Re: [PATCH 1/2] ras: fix an off-by-one error in __find_elem()

From: Cong Wang
Date: Tue Apr 16 2019 - 19:48:10 EST


On Tue, Apr 16, 2019 at 4:28 PM Luck, Tony <tony.luck@xxxxxxxxx> wrote:
>
> On Tue, Apr 16, 2019 at 04:18:57PM -0700, Cong Wang wrote:
> > > The problem case occurs when we've seen enough distinct
> > > errors that we have filled every entry, then we try to
> > > look up a pfn that is larger that any seen before.
> > >
> > > The loop:
> > >
> > > while (min < max) {
> > > ...
> > > }
> > >
> > > will terminate with "min" set to MAX_ELEMS. Then we
> > > execute:
> > >
> > > this_pfn = PFN(ca->array[min]);
> > >
> > > which references beyond the end of the space allocated
> > > for ca->array.
> >
> > Exactly.
>
> Hmmm. But can we ever really have this happen? The call
> sequence to get here looks like:
>
>
> mutex_lock(&ce_mutex);
>
> if (ca->n == MAX_ELEMS)
> WARN_ON(!del_lru_elem_unlocked(ca));
>
> ret = find_elem(ca, pfn, &to);
>
> I.e. if the array was all the way full, we delete one element
> before calling find_elem().

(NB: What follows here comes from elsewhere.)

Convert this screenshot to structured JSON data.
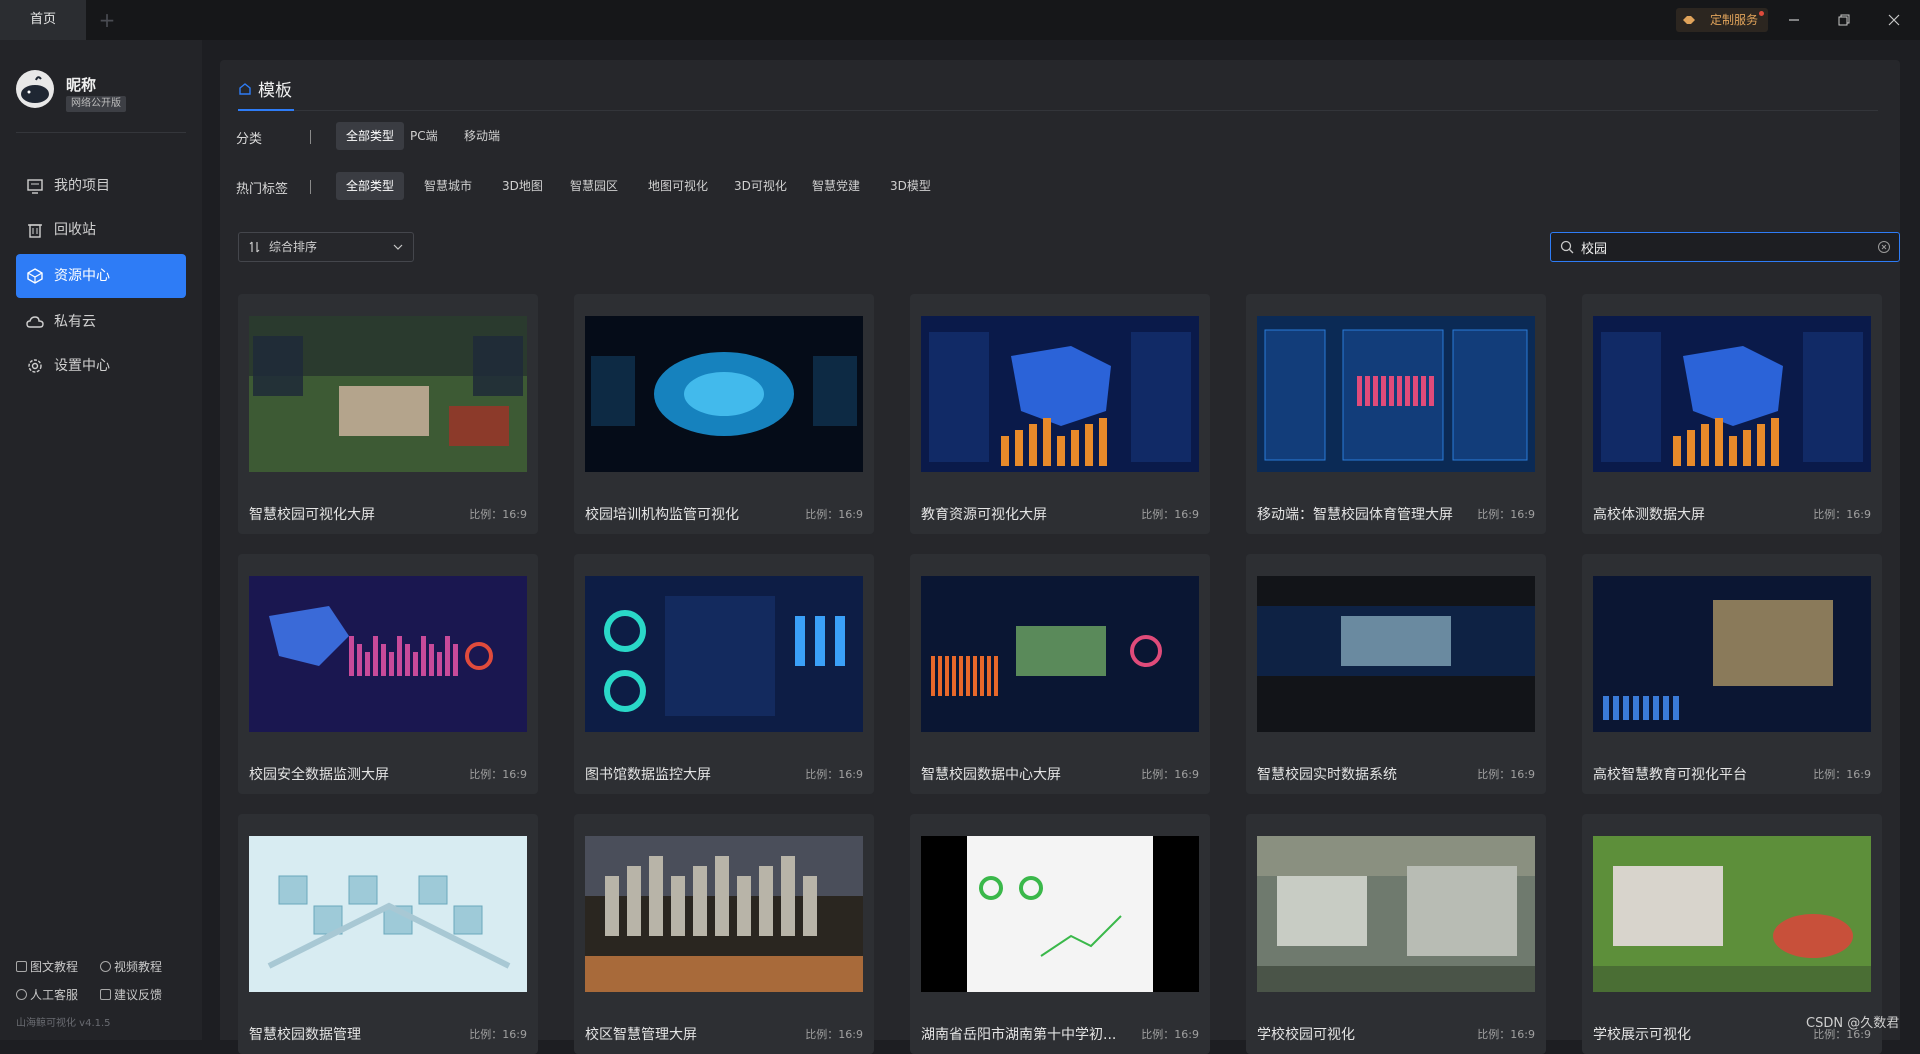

So when we get here:
>
> static int __find_elem(struct ce_array *ca, u64 pfn, unsigned int *to)
> {
> u64 this_pfn;
> int min = 0, max = ca->n;
>
> The biggest value "max" can have is MAX_ELEMS-1

This is exactly the explanation for why the crash is inside
memmove() rather than inside find_elem(). del_elem() actually
accesses off-by-two once we pass its 'if' check in line 232:

229 static void del_elem(struct ce_array *ca, int idx)
230 {
231 /* Save us a function call when deleting the last element. */
232 if (ca->n - (idx + 1))
233 memmove((void *)&ca->array[idx],
234 (void *)&ca->array[idx + 1],
235 (ca->n - (idx + 1)) * sizeof(u64));
236
237 ca->n--;
238 }

idx is ca->n and ca->n is MAX_ELEMS-1, then the above if statement
becomes true, therefore idx+1 is MAX_ELEMS which is just beyond
the valid range.

Thanks.